Luto y 'sed de venganza': masivas protestas por la muerte del ayatolá Jameneí
Miles de ciudadanos de Irán y otros países islámicos exigen represalias por el asesinato de su líder supremo
La muerte del ayatolá Alí Jameneí, quien ejerció como líder supremo de Irán desde el año 1989 , ha marcado el abrupto y violento fin de una era de casi cuatro décadas en la República Islámica. Tras los recientes ataques militares de Occidente, el asesinato del máximo líder chií ha desatado masivas protestas, sumiendo a gran parte de la nación en un profundo luto y una evidente 'sed de venganza'.

"Ni negociación, ni rendición": El estallido en las calles
El impacto del magnicidio ha transformado la dinámica urbana del país persa. En un Teherán completamente blindado y marcado por la ausencia de conexión a internet, miles de acólitos del régimen se han congregado en la céntrica plaza Enghelab para llorar a su líder.
El Estado ha decretado un luto nacional de 40 días, escenario bajo el cual la multitud enardecida exigió represalias al grito de “ni negociación, ni rendición”. La conmoción y las demostraciones de fuerza han trascendido las fronteras iraníes:
En diversos países islámicos, como Yemen, multitudes han marchado en homenaje a Jameneí, evidenciando el dolor de los fieles que lloran su muerte. Durante estas movilizaciones internacionales, agrupaciones civiles y simpatizantes han llegado a marchar portando fusiles en señal de resistencia

El clamor de las calles tiene un eco directo en la cúpula gubernamental. El presidente de Irán, Masud Pezeshkian, en su primera aparición televisiva tras sobrevivir a los ataques occidentales, sentenció que el magnicidio constituye “una declaración abierta de guerra contra los musulmanes, especialmente los chiíes en todos los rincones del mundo”.

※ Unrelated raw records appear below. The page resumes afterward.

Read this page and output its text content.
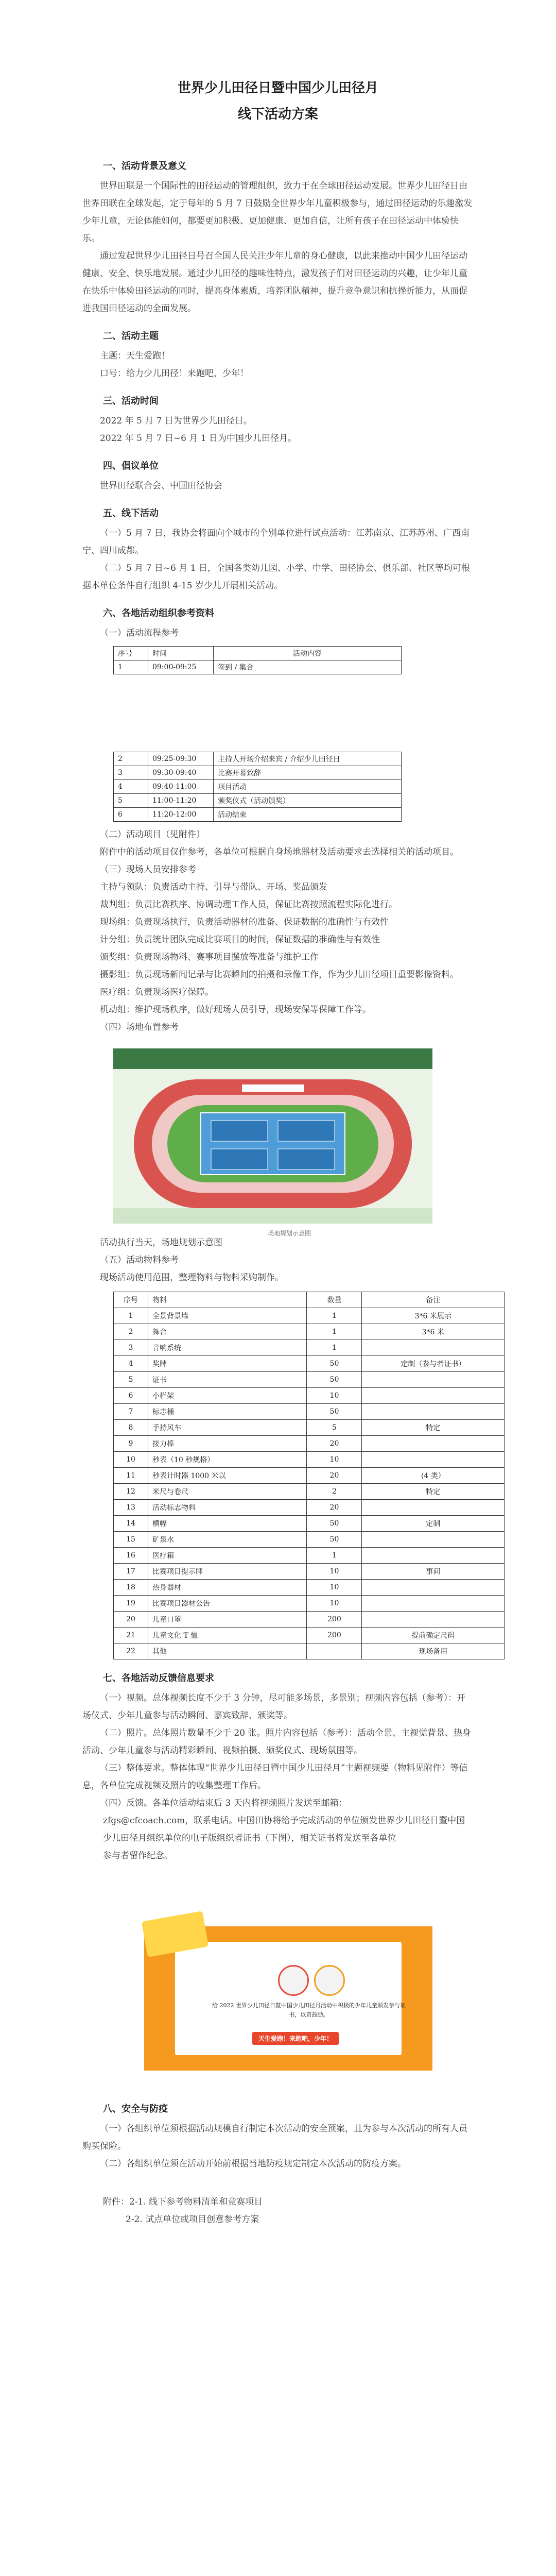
世界少儿田径日暨中国少儿田径月
线下活动方案
一、活动背景及意义

世界田联是一个国际性的田径运动的管理组织，致力于在全球田径运动发展。世界少儿田径日由世界田联在全球发起，定于每年的 5 月 7 日鼓励全世界少年儿童积极参与，通过田径运动的乐趣激发少年儿童，无论体能如何，都要更加积极、更加健康、更加自信，让所有孩子在田径运动中体验快乐。

通过发起世界少儿田径日号召全国人民关注少年儿童的身心健康，以此来推动中国少儿田径运动健康、安全、快乐地发展。通过少儿田径的趣味性特点，激发孩子们对田径运动的兴趣，让少年儿童在快乐中体验田径运动的同时，提高身体素质，培养团队精神，提升竞争意识和抗挫折能力，从而促进我国田径运动的全面发展。

二、活动主题

主题：天生爱跑！

口号：给力少儿田径！来跑吧，少年！

三、活动时间

2022 年 5 月 7 日为世界少儿田径日。

2022 年 5 月 7 日~6 月 1 日为中国少儿田径月。

四、倡议单位

世界田径联合会、中国田径协会

五、线下活动

（一）5 月 7 日，我协会将面向个城市的个别单位进行试点活动：江苏南京、江苏苏州、广西南宁、四川成都。

（二）5 月 7 日~6 月 1 日，全国各类幼儿园、小学、中学、田径协会、俱乐部、社区等均可根据本单位条件自行组织 4-15 岁少儿开展相关活动。

六、各地活动组织参考资料

（一）活动流程参考

序号	时间	活动内容
1	09:00-09:25	签到 / 集合
2	09:25-09:30	主持人开场介绍来宾 / 介绍少儿田径日
3	09:30-09:40	比赛开幕致辞
4	09:40-11:00	项目活动
5	11:00-11:20	颁奖仪式（活动颁奖）
6	11:20-12:00	活动结束

（二）活动项目（见附件）

附件中的活动项目仅作参考，各单位可根据自身场地器材及活动要求去选择相关的活动项目。

（三）现场人员安排参考

主持与领队：负责活动主持、引导与带队、开场、奖品颁发

裁判组：负责比赛秩序、协调助理工作人员，保证比赛按照流程实际化进行。

现场组：负责现场执行，负责活动器材的准备、保证数据的准确性与有效性

计分组：负责统计团队完成比赛项目的时间，保证数据的准确性与有效性

颁奖组：负责现场物料、赛事项目摆放等准备与维护工作

摄影组：负责现场新闻记录与比赛瞬间的拍摄和录像工作，作为少儿田径项目重要影像资料。

医疗组：负责现场医疗保障。

机动组：维护现场秩序，做好现场人员引导，现场安保等保障工作等。

（四）场地布置参考

场地规划示意图

活动执行当天，场地规划示意图

（五）活动物料参考

现场活动使用范围，整理物料与物料采购制作。

序号	物料	数量	备注
1	全景背景墙	1	3*6 米展示
2	舞台	1	3*6 米
3	音响系统	1	
4	奖牌	50	定制（参与者证书）
5	证书	50	
6	小栏架	10	
7	标志桶	50	
8	手持风车	5	特定
9	接力棒	20	
10	秒表（10 秒规格）	10	
11	秒表计时器 1000 米以	20	(4 类）
12	米尺与卷尺	2	特定
13	活动标志物料	20	
14	横幅	50	定制
15	矿泉水	50	
16	医疗箱	1	
17	比赛项目提示牌	10	事间
18	热身器材	10	
19	比赛项目器材公告	10	
20	儿童口罩	200	
21	儿童文化 T 恤	200	提前确定尺码
22	其他		现场备用
七、各地活动反馈信息要求

（一）视频。总体视频长度不少于 3 分钟，尽可能多场景，多景别；视频内容包括（参考）：开场仪式、少年儿童参与活动瞬间、嘉宾致辞、颁奖等。

（二）照片。总体照片数量不少于 20 张。照片内容包括（参考）：活动全景、主视觉背景、热身活动、少年儿童参与活动精彩瞬间、视频拍摄、颁奖仪式、现场氛围等。

（三）整体要求。整体体现“世界少儿田径日暨中国少儿田径月”主题视频要（物料见附件）等信息，各单位完成视频及照片的收集整理工作后。

（四）反馈。各单位活动结束后 3 天内将视频照片发送至邮箱：

zfgs@cfcoach.com，联系电话。中国田协将给予完成活动的单位颁发世界少儿田径日暨中国少儿田径月组织单位的电子版组织者证书（下图），相关证书将发送至各单位

参与者留作纪念。

给 2022 世界少儿田径日暨中国少儿田径月活动中积极的少年儿童颁发参与证书，以资鼓励。
天生爱跑！来跑吧，少年！
八、安全与防疫

（一）各组织单位须根据活动规模自行制定本次活动的安全预案，且为参与本次活动的所有人员购买保险。

（二）各组织单位须在活动开始前根据当地防疫规定制定本次活动的防疫方案。

附件：2-1. 线下参考物料清单和竞赛项目

2-2. 试点单位或项目创意参考方案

El mandatario justificó el accionar del Estado asegurando de forma categórica que "la venganza por este crimen histórico es nuestro deber y también nuestro derecho legítimo". Esta postura se alinea con la directriz del recién instaurado consejo de transición, que promete emplear toda su fuerza táctica y militar para ejecutar su venganza.